12 Mayıs 2020 Salı

"Metro 2033" Slavik Distopya.

 
   Ne zamandır okumaya halleniyordum da boyutu biraz korkutucu geliyordu (600 S.). Şu karantina günlerinde fırsat bulup okudum.
   Tür olarak bilimkurgu diyeni kırarım! Bildiğiniz distopyadır. Neden sorusu sordurmayıp, nasıl'a odaklanmıştır. Kısaca konu: Artyom, rutinini kırar, metroda bir anabasise başlar. Konu bu. Ancak nasıl olduğunu bilemediğimiz bir nükleer savaştan kurtulan bir avuç insanın Moskova metrosunda kurdukları küçük uygarlığın izlerini bizler de Artyom'la birlikte öğreniriz. Bu minvalde, Hansa Birliği, komünistler, ateistler, misyonerler, naziler gibi onlarca küçük oluşumun hikayeciklerini okuruz. 

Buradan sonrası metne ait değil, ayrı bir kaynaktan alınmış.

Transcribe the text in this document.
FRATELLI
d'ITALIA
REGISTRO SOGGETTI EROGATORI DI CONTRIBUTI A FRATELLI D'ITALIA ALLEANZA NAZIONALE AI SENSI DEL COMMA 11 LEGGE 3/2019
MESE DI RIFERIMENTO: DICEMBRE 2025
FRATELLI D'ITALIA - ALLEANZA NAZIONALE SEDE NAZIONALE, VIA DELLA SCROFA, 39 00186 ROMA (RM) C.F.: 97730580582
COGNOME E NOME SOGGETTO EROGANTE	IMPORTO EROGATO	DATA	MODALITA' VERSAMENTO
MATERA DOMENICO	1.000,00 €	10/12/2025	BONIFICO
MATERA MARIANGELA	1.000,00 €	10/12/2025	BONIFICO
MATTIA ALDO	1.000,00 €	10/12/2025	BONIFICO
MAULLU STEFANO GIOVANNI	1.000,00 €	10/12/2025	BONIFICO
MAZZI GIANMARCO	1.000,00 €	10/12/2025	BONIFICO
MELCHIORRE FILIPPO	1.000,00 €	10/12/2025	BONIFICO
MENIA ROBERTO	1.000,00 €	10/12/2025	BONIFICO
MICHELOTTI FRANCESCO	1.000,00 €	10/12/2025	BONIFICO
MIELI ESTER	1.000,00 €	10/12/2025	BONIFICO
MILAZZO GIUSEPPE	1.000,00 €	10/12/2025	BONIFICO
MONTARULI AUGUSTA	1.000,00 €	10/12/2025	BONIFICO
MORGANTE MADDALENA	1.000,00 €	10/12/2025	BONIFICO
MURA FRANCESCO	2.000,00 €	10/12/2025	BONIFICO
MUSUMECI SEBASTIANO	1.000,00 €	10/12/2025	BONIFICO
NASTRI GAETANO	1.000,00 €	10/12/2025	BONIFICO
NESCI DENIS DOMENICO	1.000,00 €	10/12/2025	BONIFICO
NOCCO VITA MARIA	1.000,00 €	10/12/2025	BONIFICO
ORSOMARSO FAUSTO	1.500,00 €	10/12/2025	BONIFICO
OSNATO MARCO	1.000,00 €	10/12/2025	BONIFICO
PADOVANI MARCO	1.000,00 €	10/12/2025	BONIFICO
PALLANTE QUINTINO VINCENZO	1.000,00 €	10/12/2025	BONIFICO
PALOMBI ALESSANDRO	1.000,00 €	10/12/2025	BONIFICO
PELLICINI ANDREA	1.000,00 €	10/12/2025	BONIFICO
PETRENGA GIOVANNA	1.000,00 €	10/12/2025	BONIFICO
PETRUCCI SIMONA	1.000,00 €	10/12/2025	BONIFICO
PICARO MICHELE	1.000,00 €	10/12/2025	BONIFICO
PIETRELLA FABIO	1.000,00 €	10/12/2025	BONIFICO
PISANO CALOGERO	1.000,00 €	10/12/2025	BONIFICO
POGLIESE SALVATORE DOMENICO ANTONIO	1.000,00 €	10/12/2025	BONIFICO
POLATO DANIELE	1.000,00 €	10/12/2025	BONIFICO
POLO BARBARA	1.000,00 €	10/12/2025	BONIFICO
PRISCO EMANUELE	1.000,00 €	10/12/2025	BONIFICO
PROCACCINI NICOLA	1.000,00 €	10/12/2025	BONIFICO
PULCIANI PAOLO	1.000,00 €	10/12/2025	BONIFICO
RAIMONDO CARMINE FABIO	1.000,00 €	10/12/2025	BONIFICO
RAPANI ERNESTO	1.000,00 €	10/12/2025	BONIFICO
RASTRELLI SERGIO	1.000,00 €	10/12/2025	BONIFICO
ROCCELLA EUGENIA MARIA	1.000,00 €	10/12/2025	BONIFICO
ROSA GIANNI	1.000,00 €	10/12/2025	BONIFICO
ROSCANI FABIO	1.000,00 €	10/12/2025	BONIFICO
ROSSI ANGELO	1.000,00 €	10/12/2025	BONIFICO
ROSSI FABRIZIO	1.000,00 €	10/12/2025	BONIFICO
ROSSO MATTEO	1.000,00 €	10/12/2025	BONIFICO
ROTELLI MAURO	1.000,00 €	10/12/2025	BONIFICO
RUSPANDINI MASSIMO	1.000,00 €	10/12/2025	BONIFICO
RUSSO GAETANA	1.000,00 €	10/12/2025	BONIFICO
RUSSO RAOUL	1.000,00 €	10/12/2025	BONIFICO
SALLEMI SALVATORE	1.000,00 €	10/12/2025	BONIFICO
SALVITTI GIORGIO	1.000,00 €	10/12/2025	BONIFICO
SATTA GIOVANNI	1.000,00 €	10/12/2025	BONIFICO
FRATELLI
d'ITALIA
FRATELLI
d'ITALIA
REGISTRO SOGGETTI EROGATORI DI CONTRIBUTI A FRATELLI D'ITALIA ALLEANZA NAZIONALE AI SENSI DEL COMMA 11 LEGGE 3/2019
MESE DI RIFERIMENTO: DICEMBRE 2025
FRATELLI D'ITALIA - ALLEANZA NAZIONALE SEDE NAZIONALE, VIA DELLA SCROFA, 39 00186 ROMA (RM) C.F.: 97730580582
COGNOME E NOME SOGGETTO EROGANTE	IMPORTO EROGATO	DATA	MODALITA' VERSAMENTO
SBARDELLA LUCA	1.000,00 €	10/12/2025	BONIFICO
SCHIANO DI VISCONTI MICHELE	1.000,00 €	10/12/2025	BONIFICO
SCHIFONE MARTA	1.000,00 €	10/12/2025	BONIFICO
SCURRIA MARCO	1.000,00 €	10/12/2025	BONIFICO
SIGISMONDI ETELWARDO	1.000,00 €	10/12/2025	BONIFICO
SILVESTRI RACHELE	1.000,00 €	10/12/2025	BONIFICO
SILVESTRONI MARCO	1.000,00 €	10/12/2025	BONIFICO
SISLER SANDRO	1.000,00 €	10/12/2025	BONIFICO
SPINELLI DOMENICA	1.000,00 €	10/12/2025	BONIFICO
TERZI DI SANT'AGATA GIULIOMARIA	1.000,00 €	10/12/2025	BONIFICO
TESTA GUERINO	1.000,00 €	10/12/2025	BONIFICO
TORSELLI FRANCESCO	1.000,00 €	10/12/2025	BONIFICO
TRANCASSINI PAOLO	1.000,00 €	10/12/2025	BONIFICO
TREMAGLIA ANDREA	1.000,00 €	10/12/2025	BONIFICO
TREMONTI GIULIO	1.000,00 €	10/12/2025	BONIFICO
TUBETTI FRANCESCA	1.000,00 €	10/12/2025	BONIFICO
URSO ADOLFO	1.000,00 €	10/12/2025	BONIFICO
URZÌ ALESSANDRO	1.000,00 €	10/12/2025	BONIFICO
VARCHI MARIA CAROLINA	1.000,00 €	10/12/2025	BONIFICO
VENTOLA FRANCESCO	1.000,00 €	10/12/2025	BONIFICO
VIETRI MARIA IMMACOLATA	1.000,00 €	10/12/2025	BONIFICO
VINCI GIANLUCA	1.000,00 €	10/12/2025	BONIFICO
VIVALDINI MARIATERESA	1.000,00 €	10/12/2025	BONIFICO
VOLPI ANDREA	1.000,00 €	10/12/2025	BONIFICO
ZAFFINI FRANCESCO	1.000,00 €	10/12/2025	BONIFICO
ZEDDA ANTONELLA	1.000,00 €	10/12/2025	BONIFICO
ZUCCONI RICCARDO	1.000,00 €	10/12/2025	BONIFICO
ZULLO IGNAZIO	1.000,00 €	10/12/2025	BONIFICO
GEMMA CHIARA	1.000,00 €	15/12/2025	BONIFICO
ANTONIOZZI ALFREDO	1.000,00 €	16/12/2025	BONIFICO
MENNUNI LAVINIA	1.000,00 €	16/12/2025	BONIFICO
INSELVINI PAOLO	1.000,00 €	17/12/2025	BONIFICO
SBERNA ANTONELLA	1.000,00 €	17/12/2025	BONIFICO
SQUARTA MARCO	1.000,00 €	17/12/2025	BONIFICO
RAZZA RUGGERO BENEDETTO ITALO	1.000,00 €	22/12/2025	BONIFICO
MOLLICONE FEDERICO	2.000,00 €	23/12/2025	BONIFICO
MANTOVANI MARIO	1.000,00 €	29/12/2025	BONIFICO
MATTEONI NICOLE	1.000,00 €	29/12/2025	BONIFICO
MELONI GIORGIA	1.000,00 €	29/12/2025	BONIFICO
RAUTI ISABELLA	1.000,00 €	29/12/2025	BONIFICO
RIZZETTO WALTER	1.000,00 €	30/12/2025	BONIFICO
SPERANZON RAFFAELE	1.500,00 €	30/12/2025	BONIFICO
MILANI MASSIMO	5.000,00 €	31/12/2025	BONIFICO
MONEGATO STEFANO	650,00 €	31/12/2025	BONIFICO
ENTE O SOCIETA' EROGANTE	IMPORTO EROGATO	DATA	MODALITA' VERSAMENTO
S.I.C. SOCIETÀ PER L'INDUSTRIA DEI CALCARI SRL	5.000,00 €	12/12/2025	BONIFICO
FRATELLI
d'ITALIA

   Artyom'un içinde büyüdüğü küçük istasyonundaki günlük yaşantısının ardından kendine öylesine verilen bir görevi yerine getirmek için, o güne kadar gidemediği menzillere varması pek maceralıdır. Bu yolculukta kendisine eşlik edenlerin genellikle bu hayattan göçtüklerinden midir, yoksa durmadan değişen mekanların karamsarlığından mıdır bilemedim ama Artyom'da bir uğursuzluk olduğunu düşünmeye başlamıştım ki kitap bitti.
   Okuması pek haz vermeyen uzun bir metin. Buna mukabil okumadan da duramıyorsunuz (uyuma öncesi yapılan okumalarda uyku kaçırmışlığı vardır). Çevre tanımlamaları pek detaylı yapılırken, karakterlerin tanımı pek üstünkörü geçilmiş. Akla mantığa sığmayan pek çok detay var. Şimdi bunu bir açayım.
   Kurmaca bir dünya yaratıyorsanız, kendi içinde bir bütünlüğünün olması gereklidir. Misal: bir istasyondan diğerine geçmenin zorlukları üzerinde sayfalarca yazıp, kahramanınızı o sınırdan çok güçlüklerle geçiriyorsanız; bu durum olağanüstü bir hal olmadıkça hep aynı tutarlılıkla olmalı. Kitabımızda ise bu maalesef yok. Bir yerde yüzeye çıkıldığında radyasyon insanları hemencecik etkiliyorken, başka yerde pek etkisini göremiyoruz. Bir istasyona girmek imkansızken, ilerleyen sayfalarda çabucak giriliveriyor. İşte böyle.
   Bunun oyunu da yapılmış. Youtube'dan şöyle bir trailerine (öyle mi deniyordu?) göz attım, evet aynı depresif atmosfer.
   Bilimkurgu değil distopya meraklısıysanız, buyrunuz efendim.